A team of Harvard Law School researchers, working with the digital team of The New York Times, said that a quarter of the deep links in the New York Times article are now rotten, leaving the page completely inaccessible.
They found that this problem affected more than half of the articles containing links in the NYT directory (dating to 1996), which illustrates the problem of link corruption and how difficult the context is to survive on the Web.
The study studied more than 550,000 articles, which contained more than 2.2 million links to external websites. The survey found that 72% of these links are “or point-to specific rather than general websites.
It’s foreseeable that as time passes, links are more likely to be broken: 6% of links in articles in 2018 were inaccessible, while up to 72% of links have expired since 1998. For an example of link corruption that’s been widespread recently, look at what happened when Twitter banned Donald Trump: all the articles embedded in his tweets were messed up with gray boxes.
The team chose The New York Times in part because the newspaper is well-known for its archiving practices, but this doesn’t mean that the New York Times is exceptionally different about link rotation.
Instead, take the recording paper as an example to illustrate the phenomenon that occurs on the entire Internet.
Over time, websites that once provided valuable insights, important background, or evidence of controversial claims through links will be sold or sold, or simply cease to exist, causing links to lead to blank pages, or worse.
BuzzFeed News reported on the underground industry in 2019. The existence of this industry is that customers can pay marketers to find dead links in large media such as The Times or BBC and buy domain names on their own:
They can then use the link to do whatever they want, such as using it to promote a product or hosting a message on the subject of a mocking article.
Link rot not only affects journalism.

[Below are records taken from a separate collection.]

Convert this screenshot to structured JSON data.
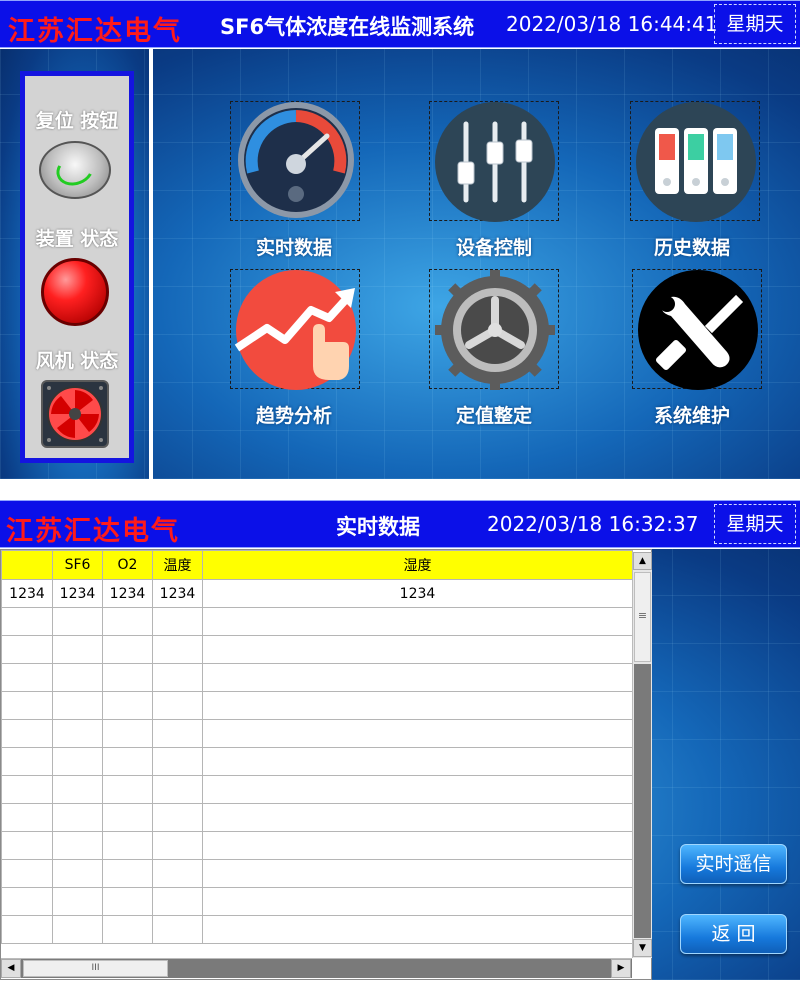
{
  "screen1": {
    "header": {
      "brand": "江苏汇达电气",
      "title": "SF6气体浓度在线监测系统",
      "datetime": "2022/03/18 16:44:41",
      "weekday": "星期天"
    },
    "left_panel": {
      "reset_label": "复位 按钮",
      "device_status_label": "装置 状态",
      "fan_status_label": "风机 状态"
    },
    "menu": [
      {
        "label": "实时数据",
        "icon": "speedometer-icon"
      },
      {
        "label": "设备控制",
        "icon": "sliders-icon"
      },
      {
        "label": "历史数据",
        "icon": "binders-icon"
      },
      {
        "label": "趋势分析",
        "icon": "trend-chart-icon"
      },
      {
        "label": "定值整定",
        "icon": "gear-icon"
      },
      {
        "label": "系统维护",
        "icon": "tools-icon"
      }
    ],
    "colors": {
      "header_bg": "#0b10e8",
      "brand_text": "#ff1a1a",
      "panel_border": "#1414e0",
      "lamp_red": "#ff2020",
      "reset_ring": "#22cc22"
    }
  },
  "screen2": {
    "header": {
      "brand": "江苏汇达电气",
      "title": "实时数据",
      "datetime": "2022/03/18 16:32:37",
      "weekday": "星期天"
    },
    "table": {
      "columns": [
        "",
        "SF6",
        "O2",
        "温度",
        "湿度"
      ],
      "rows": [
        [
          "1234",
          "1234",
          "1234",
          "1234",
          "1234"
        ],
        [
          "",
          "",
          "",
          "",
          ""
        ],
        [
          "",
          "",
          "",
          "",
          ""
        ],
        [
          "",
          "",
          "",
          "",
          ""
        ],
        [
          "",
          "",
          "",
          "",
          ""
        ],
        [
          "",
          "",
          "",
          "",
          ""
        ],
        [
          "",
          "",
          "",
          "",
          ""
        ],
        [
          "",
          "",
          "",
          "",
          ""
        ],
        [
          "",
          "",
          "",
          "",
          ""
        ],
        [
          "",
          "",
          "",
          "",
          ""
        ],
        [
          "",
          "",
          "",
          "",
          ""
        ],
        [
          "",
          "",
          "",
          "",
          ""
        ],
        [
          "",
          "",
          "",
          "",
          ""
        ]
      ]
    },
    "scroll_glyphs": {
      "up": "▲",
      "down": "▼",
      "left": "◀",
      "right": "▶",
      "v_grip": "≡",
      "h_grip": "III"
    },
    "buttons": {
      "telemetry": "实时遥信",
      "back": "返 回"
    },
    "colors": {
      "header_bg": "#0b10e8",
      "table_header_bg": "#ffff00",
      "button_bg": "#1679dc"
    }
  }
}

Imagine if you deleted Rick Astley’s “Never Give Up” video and uploaded the video again. Reddit‘s threads and tweet replies will be countless, which will no longer make sense to future readers. Or imagine if you tried to display the NFT and found that the source link now points to anywhere. What a nightmare.
Some work has been done in trying to preserve the link. For example, Wikipedia requires contributors who write citations to provide links to archived pages on websites such as Wayback Machine if they think the article may change.

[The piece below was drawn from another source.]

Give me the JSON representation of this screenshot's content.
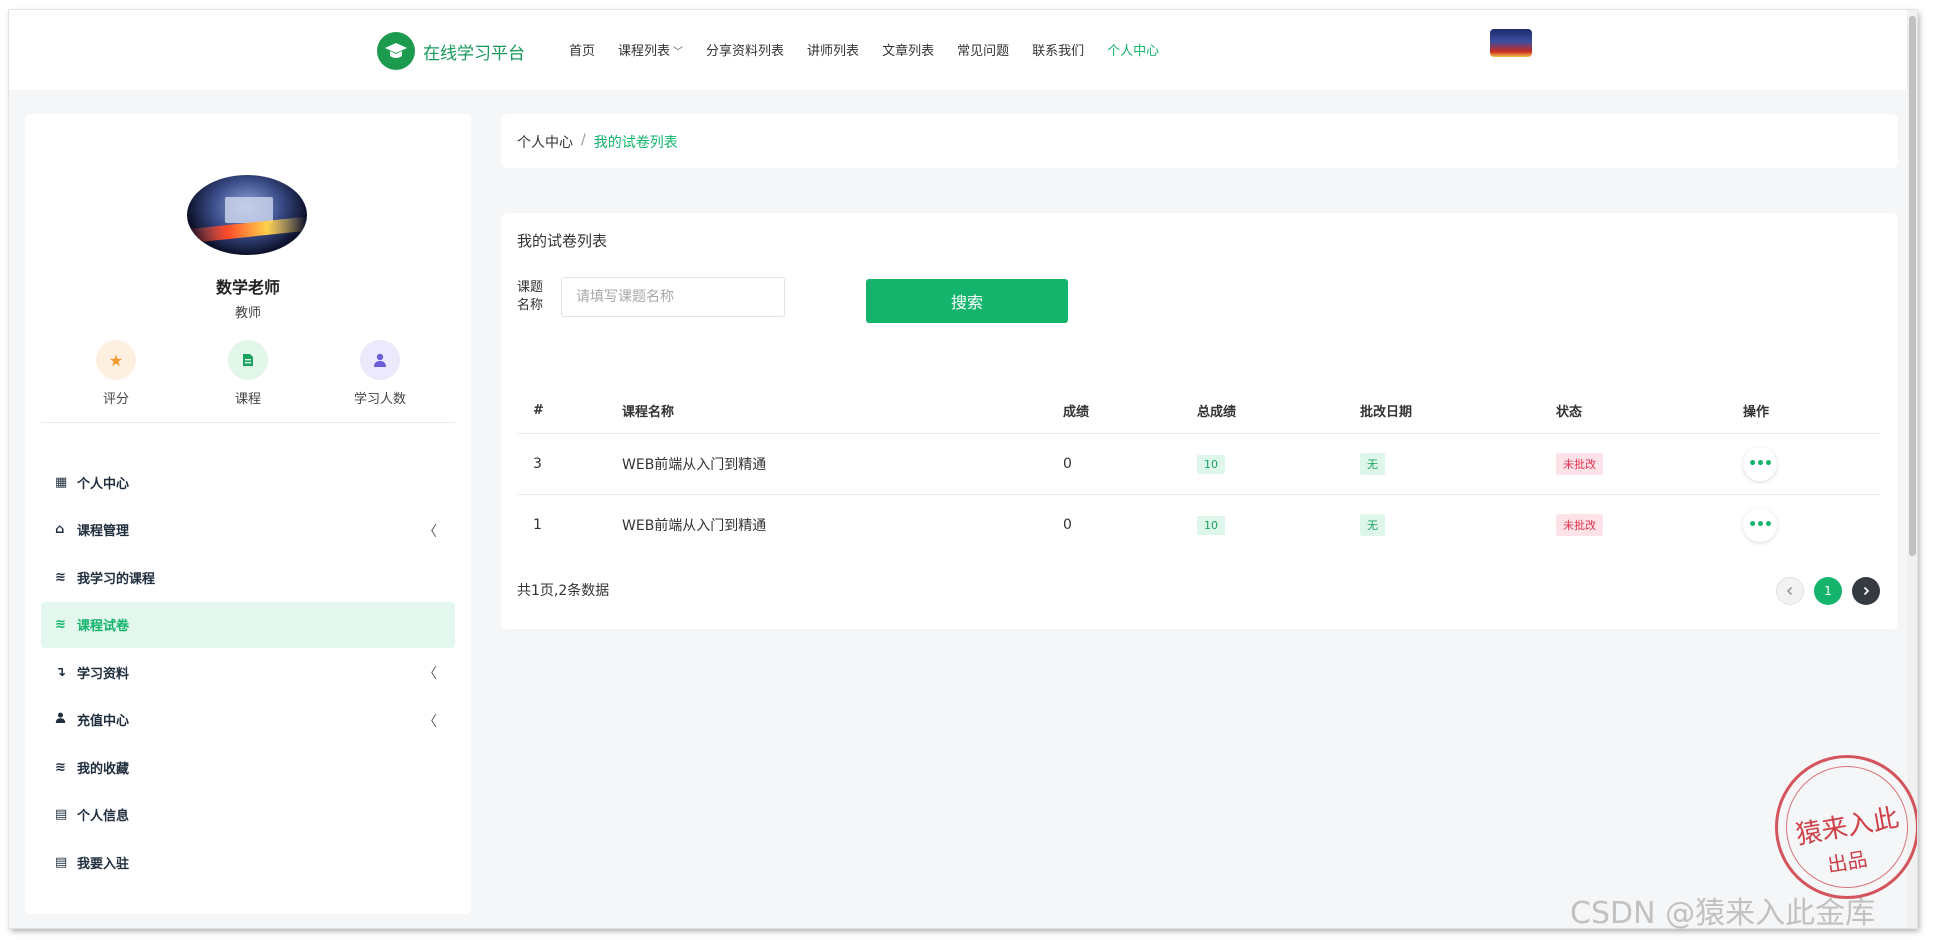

There’s also the Perma.cc project, which tries to solve the problem of link corruption in legal citations and academic journals by providing archived versions of pages and links to original sources.
Spreading similar projects there’s unlikely to solve the problem of the entire Internet (including social networks) or even journalists. Until a solution is found, the article will continue to lose more and more context as time passes.
To give a perfect example: our article on link rot, published in 2012, had a source link from the Chesapeake Digital Preservation Group, which now points to page 404.